NEW YORK — Darden Restaurants inked a $2.1 billion deal on Friday to unload its struggling Red Lobster business to Golden Gate Capital.
Golden Gate may be able to inject some new life into Red Lobster, but the deal is likely to rile up Darden investors. Shares fell nearly 3% in early trading.
Some hedge funds have criticized Darden for how it is handling Red Lobster. Darden originally planed to spin-off the seafood restaurant chain as a separate publicly traded company before deciding to sell Red Lobster to Golden Gate. The sale is not subject to shareholder approval, Darden said.
Earlier this week, activist investor Starboard said it “condemns” Darden for apparently trying to “rush an irreversible and potentially value-destructive Red Lobster sale” without shareholder approval. Starboard owns 5.5% of Darden, recently warned a sale of Red Lobster could destroy up to $800 million of shareholder value.
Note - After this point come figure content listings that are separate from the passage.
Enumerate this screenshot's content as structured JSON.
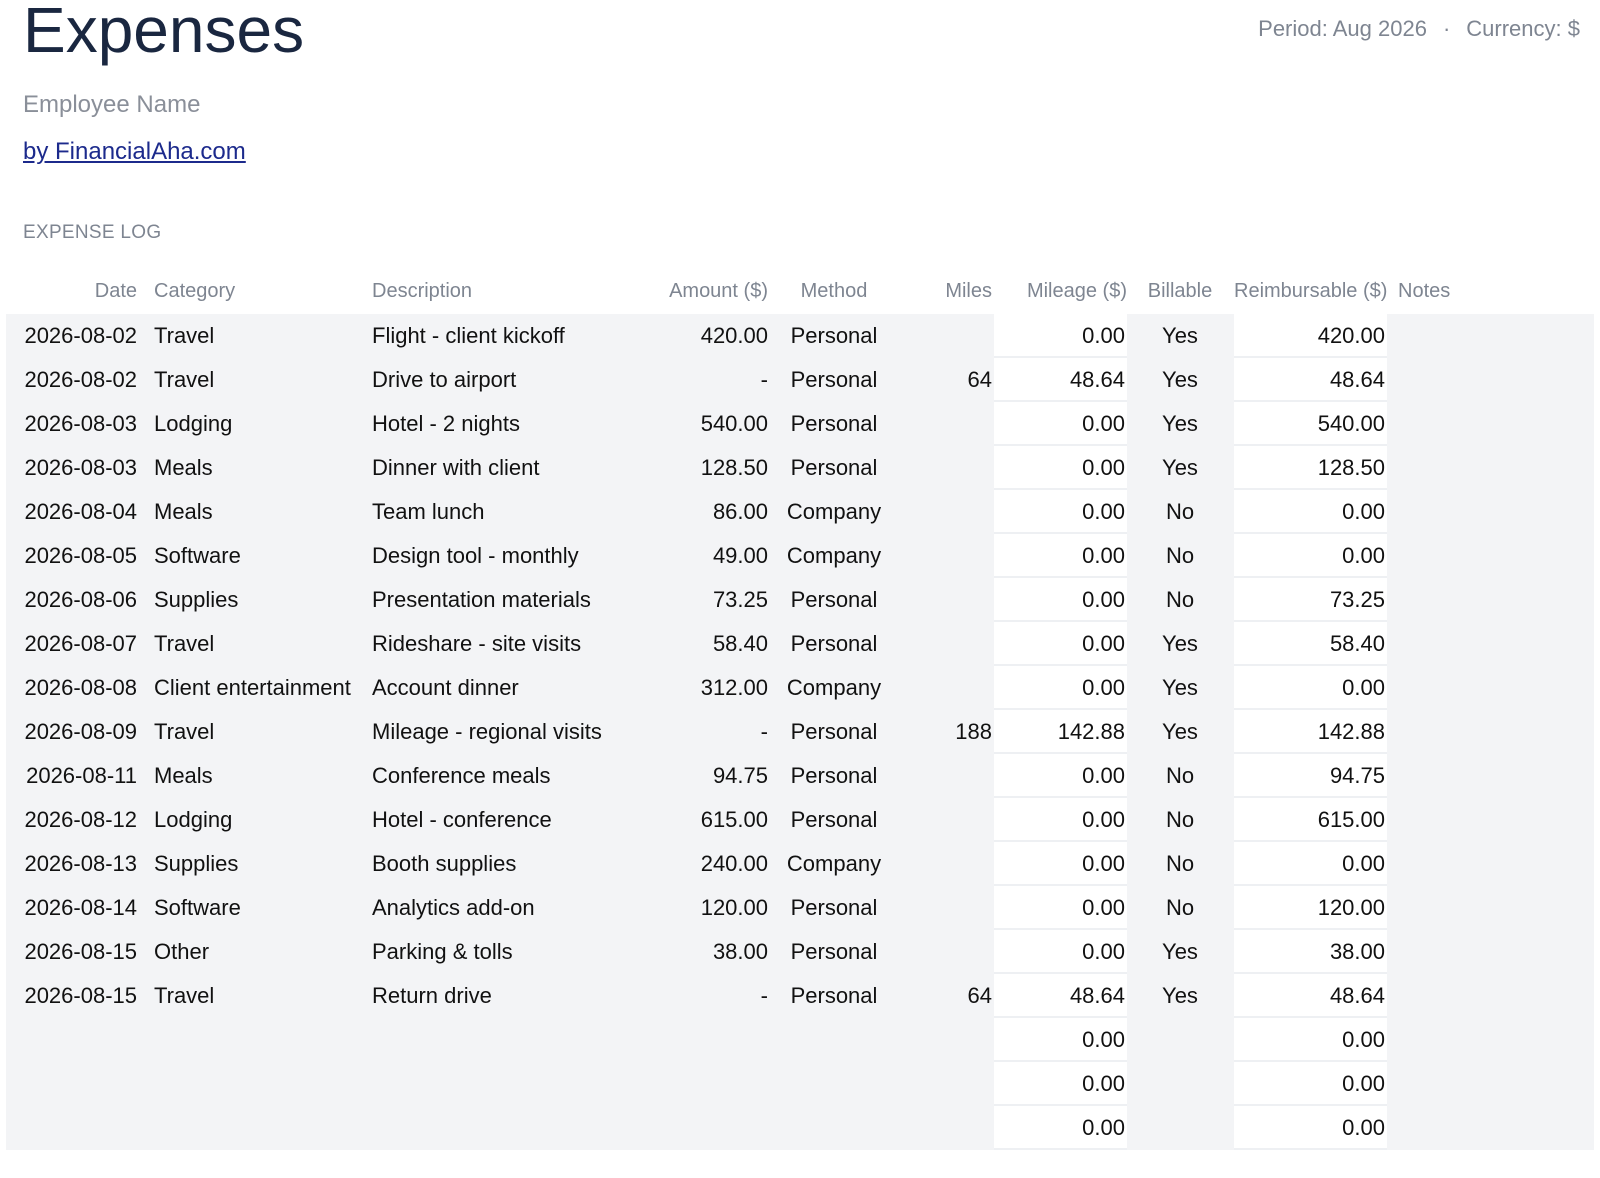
{
  "header": {
    "title": "Expenses",
    "period": "Period: Aug 2026",
    "separator": "·",
    "currency": "Currency: $",
    "employee_placeholder": "Employee Name",
    "credit_link": "by FinancialAha.com"
  },
  "section": {
    "label": "EXPENSE LOG"
  },
  "table": {
    "columns": {
      "date": "Date",
      "category": "Category",
      "description": "Description",
      "amount": "Amount ($)",
      "method": "Method",
      "miles": "Miles",
      "mileage": "Mileage ($)",
      "billable": "Billable",
      "reimbursable": "Reimbursable ($)",
      "notes": "Notes"
    },
    "rows": [
      {
        "date": "2026-08-02",
        "category": "Travel",
        "description": "Flight - client kickoff",
        "amount": "420.00",
        "method": "Personal",
        "miles": "",
        "mileage": "0.00",
        "billable": "Yes",
        "reimbursable": "420.00",
        "notes": ""
      },
      {
        "date": "2026-08-02",
        "category": "Travel",
        "description": "Drive to airport",
        "amount": "-",
        "method": "Personal",
        "miles": "64",
        "mileage": "48.64",
        "billable": "Yes",
        "reimbursable": "48.64",
        "notes": ""
      },
      {
        "date": "2026-08-03",
        "category": "Lodging",
        "description": "Hotel - 2 nights",
        "amount": "540.00",
        "method": "Personal",
        "miles": "",
        "mileage": "0.00",
        "billable": "Yes",
        "reimbursable": "540.00",
        "notes": ""
      },
      {
        "date": "2026-08-03",
        "category": "Meals",
        "description": "Dinner with client",
        "amount": "128.50",
        "method": "Personal",
        "miles": "",
        "mileage": "0.00",
        "billable": "Yes",
        "reimbursable": "128.50",
        "notes": ""
      },
      {
        "date": "2026-08-04",
        "category": "Meals",
        "description": "Team lunch",
        "amount": "86.00",
        "method": "Company",
        "miles": "",
        "mileage": "0.00",
        "billable": "No",
        "reimbursable": "0.00",
        "notes": ""
      },
      {
        "date": "2026-08-05",
        "category": "Software",
        "description": "Design tool - monthly",
        "amount": "49.00",
        "method": "Company",
        "miles": "",
        "mileage": "0.00",
        "billable": "No",
        "reimbursable": "0.00",
        "notes": ""
      },
      {
        "date": "2026-08-06",
        "category": "Supplies",
        "description": "Presentation materials",
        "amount": "73.25",
        "method": "Personal",
        "miles": "",
        "mileage": "0.00",
        "billable": "No",
        "reimbursable": "73.25",
        "notes": ""
      },
      {
        "date": "2026-08-07",
        "category": "Travel",
        "description": "Rideshare - site visits",
        "amount": "58.40",
        "method": "Personal",
        "miles": "",
        "mileage": "0.00",
        "billable": "Yes",
        "reimbursable": "58.40",
        "notes": ""
      },
      {
        "date": "2026-08-08",
        "category": "Client entertainment",
        "description": "Account dinner",
        "amount": "312.00",
        "method": "Company",
        "miles": "",
        "mileage": "0.00",
        "billable": "Yes",
        "reimbursable": "0.00",
        "notes": ""
      },
      {
        "date": "2026-08-09",
        "category": "Travel",
        "description": "Mileage - regional visits",
        "amount": "-",
        "method": "Personal",
        "miles": "188",
        "mileage": "142.88",
        "billable": "Yes",
        "reimbursable": "142.88",
        "notes": ""
      },
      {
        "date": "2026-08-11",
        "category": "Meals",
        "description": "Conference meals",
        "amount": "94.75",
        "method": "Personal",
        "miles": "",
        "mileage": "0.00",
        "billable": "No",
        "reimbursable": "94.75",
        "notes": ""
      },
      {
        "date": "2026-08-12",
        "category": "Lodging",
        "description": "Hotel - conference",
        "amount": "615.00",
        "method": "Personal",
        "miles": "",
        "mileage": "0.00",
        "billable": "No",
        "reimbursable": "615.00",
        "notes": ""
      },
      {
        "date": "2026-08-13",
        "category": "Supplies",
        "description": "Booth supplies",
        "amount": "240.00",
        "method": "Company",
        "miles": "",
        "mileage": "0.00",
        "billable": "No",
        "reimbursable": "0.00",
        "notes": ""
      },
      {
        "date": "2026-08-14",
        "category": "Software",
        "description": "Analytics add-on",
        "amount": "120.00",
        "method": "Personal",
        "miles": "",
        "mileage": "0.00",
        "billable": "No",
        "reimbursable": "120.00",
        "notes": ""
      },
      {
        "date": "2026-08-15",
        "category": "Other",
        "description": "Parking & tolls",
        "amount": "38.00",
        "method": "Personal",
        "miles": "",
        "mileage": "0.00",
        "billable": "Yes",
        "reimbursable": "38.00",
        "notes": ""
      },
      {
        "date": "2026-08-15",
        "category": "Travel",
        "description": "Return drive",
        "amount": "-",
        "method": "Personal",
        "miles": "64",
        "mileage": "48.64",
        "billable": "Yes",
        "reimbursable": "48.64",
        "notes": ""
      },
      {
        "date": "",
        "category": "",
        "description": "",
        "amount": "",
        "method": "",
        "miles": "",
        "mileage": "0.00",
        "billable": "",
        "reimbursable": "0.00",
        "notes": ""
      },
      {
        "date": "",
        "category": "",
        "description": "",
        "amount": "",
        "method": "",
        "miles": "",
        "mileage": "0.00",
        "billable": "",
        "reimbursable": "0.00",
        "notes": ""
      },
      {
        "date": "",
        "category": "",
        "description": "",
        "amount": "",
        "method": "",
        "miles": "",
        "mileage": "0.00",
        "billable": "",
        "reimbursable": "0.00",
        "notes": ""
      }
    ]
  },
  "colors": {
    "title": "#1a2740",
    "muted": "#7e8591",
    "link": "#1c2a8c",
    "row_background": "#f3f4f6",
    "calculated_cell_background": "#ffffff"
  }
}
Another hedge fund, Barington Capital, had been pushing to break Darden into two separate companies — one with the mature Olive Garden and Red Lobster brands and the other with faster-growing chains like LongHorn Steakhouse. Neither Barington nor Starboard responded to requests for comment about the Red Lobster sale.
Darden expects the sale to Golden Gate Capital will generate $1.6 billion after taxes and transaction costs, money the company plans to deploy to pay down debt, buy back stock and continue paying its dividend.
The restaurant operator said the deal maximizes the value of the Red Lobster business and removes uncertainties related to trying to turn around the chain. At the same time, Darden said it can now focus on righting the ship at Olive Garden, another of the company’s mature and struggling brands.
“We believe this agreement addresses key issues that our shareholders have raised, including the need to preserve the Company’s dividend and regain momentum at Olive Garden,” Darden CEO Clarence Otis said in a statement.
Golden Gate will have its work cut out for it. Red Lobster’s same-store sales in the U.S. tumbled 8.8% during the first three months of 2014, worse than the 5.4% drop at Olive Garden.
But Josh Olshansky, managing director at Golden Gate Capital, said in a statement that “Red Lobster is an exceptionally strong brand with an unparalleled market position in seafood casual dining.”
It’s not clear if Golden Gate plans to close stores as part of the acquisition. The private equity firm did not respond to a request for comment.
To pay for the acquisition, Golden Gate received financing from Deutsche Bank, Jefferies and GE Capital. It also did a $1.5 billion sale-leaseback deal with American Realty Capital Properties for more than 500 Red Lobster properties.